L’NgEu europeo ha un approccio diverso: molto meno keynesiano, direi. Nell’approccio, innanzitutto. Esso sconta la particolarità europea: stanziare risorse “comuni” per programmi di singoli stati. La gestazione delle scelte europee è, per questo, molto faticosa, poco coordinata. Gli obiettivi e le politiche comuni risultano, spesso, in declamazioni generali (transizione ecologica, digitale, energetica ecc) ma non in un programma comune di opere. Che presupporrebbero un coordinamento delle economie europee (bilancio, politica fiscale) che ancora non c’è. L’Europa tende, perciò, a trovare la comunanza degli obiettivi sulla “filosofia” dei piani, piuttosto che sulla concretezza degli obiettivi. Il piano Biden concede poco a quella che è la principale attività, invece, in Europa: l’aggettivazione nominale del programma economico: sostenibile, verde, ecologico. Va dritto alla sostanza dell’obiettivo: stimolare la ripresa e creare posti di lavoro. Il green, nel piano di Biden, non è declamato. Eppure, lo sappiamo, è la costituency del partito che ha sconfitto Trump. L’ecologia è affrontata, in un piano che ha obiettivi ravvicinati di ripresa dell’economia, non con il pathos europeo della filosofia della transizione, ma con obiettivi tecnici e concreti: creare una rete di 500.000 stazioni di ricarica elettrica per gli autoveicoli; dare sostegni alla ricerca tecnologica sulle scienza ambientali.

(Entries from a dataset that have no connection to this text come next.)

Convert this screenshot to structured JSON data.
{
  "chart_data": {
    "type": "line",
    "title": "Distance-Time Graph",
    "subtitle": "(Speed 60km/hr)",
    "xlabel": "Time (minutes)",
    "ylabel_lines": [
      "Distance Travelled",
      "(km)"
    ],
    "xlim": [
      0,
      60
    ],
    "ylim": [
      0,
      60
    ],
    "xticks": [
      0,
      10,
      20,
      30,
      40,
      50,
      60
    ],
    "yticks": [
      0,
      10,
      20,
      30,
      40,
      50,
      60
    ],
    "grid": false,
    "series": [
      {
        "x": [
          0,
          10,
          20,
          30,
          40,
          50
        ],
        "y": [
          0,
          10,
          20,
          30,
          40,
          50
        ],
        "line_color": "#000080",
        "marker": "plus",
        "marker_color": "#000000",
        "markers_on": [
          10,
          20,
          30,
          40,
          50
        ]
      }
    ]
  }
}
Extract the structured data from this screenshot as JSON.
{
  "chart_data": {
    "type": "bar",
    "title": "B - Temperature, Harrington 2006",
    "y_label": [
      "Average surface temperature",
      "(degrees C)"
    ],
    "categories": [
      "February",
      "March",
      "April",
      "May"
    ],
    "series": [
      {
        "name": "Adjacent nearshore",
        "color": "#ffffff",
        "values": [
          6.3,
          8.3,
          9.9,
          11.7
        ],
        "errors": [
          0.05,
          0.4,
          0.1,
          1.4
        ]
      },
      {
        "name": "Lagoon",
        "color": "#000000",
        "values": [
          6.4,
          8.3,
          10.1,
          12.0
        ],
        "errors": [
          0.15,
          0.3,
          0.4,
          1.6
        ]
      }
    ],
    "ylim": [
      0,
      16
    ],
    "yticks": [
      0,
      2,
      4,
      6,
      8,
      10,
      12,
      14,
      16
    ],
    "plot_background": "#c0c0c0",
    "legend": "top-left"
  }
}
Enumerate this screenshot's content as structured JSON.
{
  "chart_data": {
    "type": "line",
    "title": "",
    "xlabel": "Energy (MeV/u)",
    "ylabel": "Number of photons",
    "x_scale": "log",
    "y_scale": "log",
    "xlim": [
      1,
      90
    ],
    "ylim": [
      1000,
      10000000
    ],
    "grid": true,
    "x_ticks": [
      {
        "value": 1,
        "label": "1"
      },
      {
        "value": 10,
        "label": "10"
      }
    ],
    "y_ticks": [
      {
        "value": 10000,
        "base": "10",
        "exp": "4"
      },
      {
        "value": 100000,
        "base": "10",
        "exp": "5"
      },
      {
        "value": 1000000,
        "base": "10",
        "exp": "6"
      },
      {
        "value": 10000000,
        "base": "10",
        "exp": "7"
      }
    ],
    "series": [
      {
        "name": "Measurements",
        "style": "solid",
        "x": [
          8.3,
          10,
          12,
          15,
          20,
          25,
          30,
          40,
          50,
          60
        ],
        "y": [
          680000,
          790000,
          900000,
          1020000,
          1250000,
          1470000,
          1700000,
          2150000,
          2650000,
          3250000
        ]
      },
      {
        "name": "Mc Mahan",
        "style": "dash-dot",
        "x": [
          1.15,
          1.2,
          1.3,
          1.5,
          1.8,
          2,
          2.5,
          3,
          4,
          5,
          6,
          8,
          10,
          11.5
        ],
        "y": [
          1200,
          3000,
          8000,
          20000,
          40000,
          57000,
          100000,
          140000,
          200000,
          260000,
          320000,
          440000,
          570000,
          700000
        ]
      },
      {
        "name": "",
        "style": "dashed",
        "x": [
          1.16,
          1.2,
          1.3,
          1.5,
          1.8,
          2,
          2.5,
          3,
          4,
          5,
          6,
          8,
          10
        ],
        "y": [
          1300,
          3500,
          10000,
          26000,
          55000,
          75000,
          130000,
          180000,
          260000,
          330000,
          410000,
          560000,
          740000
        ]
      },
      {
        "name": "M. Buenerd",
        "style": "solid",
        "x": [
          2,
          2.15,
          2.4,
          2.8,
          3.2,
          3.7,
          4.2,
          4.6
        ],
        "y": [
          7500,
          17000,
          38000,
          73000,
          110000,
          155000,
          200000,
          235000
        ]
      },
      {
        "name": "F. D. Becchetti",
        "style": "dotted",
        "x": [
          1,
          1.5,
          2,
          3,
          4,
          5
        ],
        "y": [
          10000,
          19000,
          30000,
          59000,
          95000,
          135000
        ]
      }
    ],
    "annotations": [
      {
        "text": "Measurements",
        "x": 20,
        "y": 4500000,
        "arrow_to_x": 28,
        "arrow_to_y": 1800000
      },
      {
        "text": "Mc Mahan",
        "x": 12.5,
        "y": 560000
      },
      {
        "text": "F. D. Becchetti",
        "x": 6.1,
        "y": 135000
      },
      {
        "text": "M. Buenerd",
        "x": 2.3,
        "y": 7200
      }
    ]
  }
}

Nel NgEu i due piani – immediatezza della ripresa e politiche della transizione (idrogeno verde, storage dell’energia, cattura della CO2) – sono confuse tra loro e, nei tempi, spesso giustapposte.

 

A differenza di America e Cina, l’Europa sottovaluta il prius della ripresa economica. La mistica della “sostenibilità” porta a dimenticare che la transizione ecologica o energetica (decarbonizzazione) sarà, semplicemente, impossibile se l’economia europea, entro il 2025, non fuoriesce dalla crescita debole o nulla. E per la crescita contano molto le aspettative. Il programma di Biden contiene una grande comunicazione sfidante: il recupero della leadership americana nel confronto con la Cina. Da realizzare nel prossimo decennio. Qualcosa di analogo, una grande sfida globale, muoveva le politiche rooseveltiane degli anni Trenta o il New deal del secondo dopoguerra. Se l’Europa rinuncia alla sfida competitiva e globale, alla crescita entro il 2025, e ritiene di mobilitare gli europei con la sola filosofia della transizione ecologica, declinata nei modi contriti e autopunitivi della fuoriuscita dalla carbonizzazione antropica, temo mancherà i suoi obiettivi verdi. Infine, Biden intende finanziare con le tasse il suo progetto keynesiano. Ma non facciamoci troppe illusioni. Anche il piano europeo della NgEu, anche se lo abbiamo rimosso, andrà finanziato. E con tasse. La differenza è che Biden ha esplicitato le misure fiscali (abbastanza dure) con cui intende finanziare il suo piano. In Europa, invece, questo è ancora oscuro, confuso nelle discussioni ristrette sulle riforme al budget europeo e condizionato dalle grandissime incognite della “tassazione ecologica”: carbon tax, border tax ecc. Forse un’impostazione più classica, esplicitamente keynesiana, servirebbe al NgEu.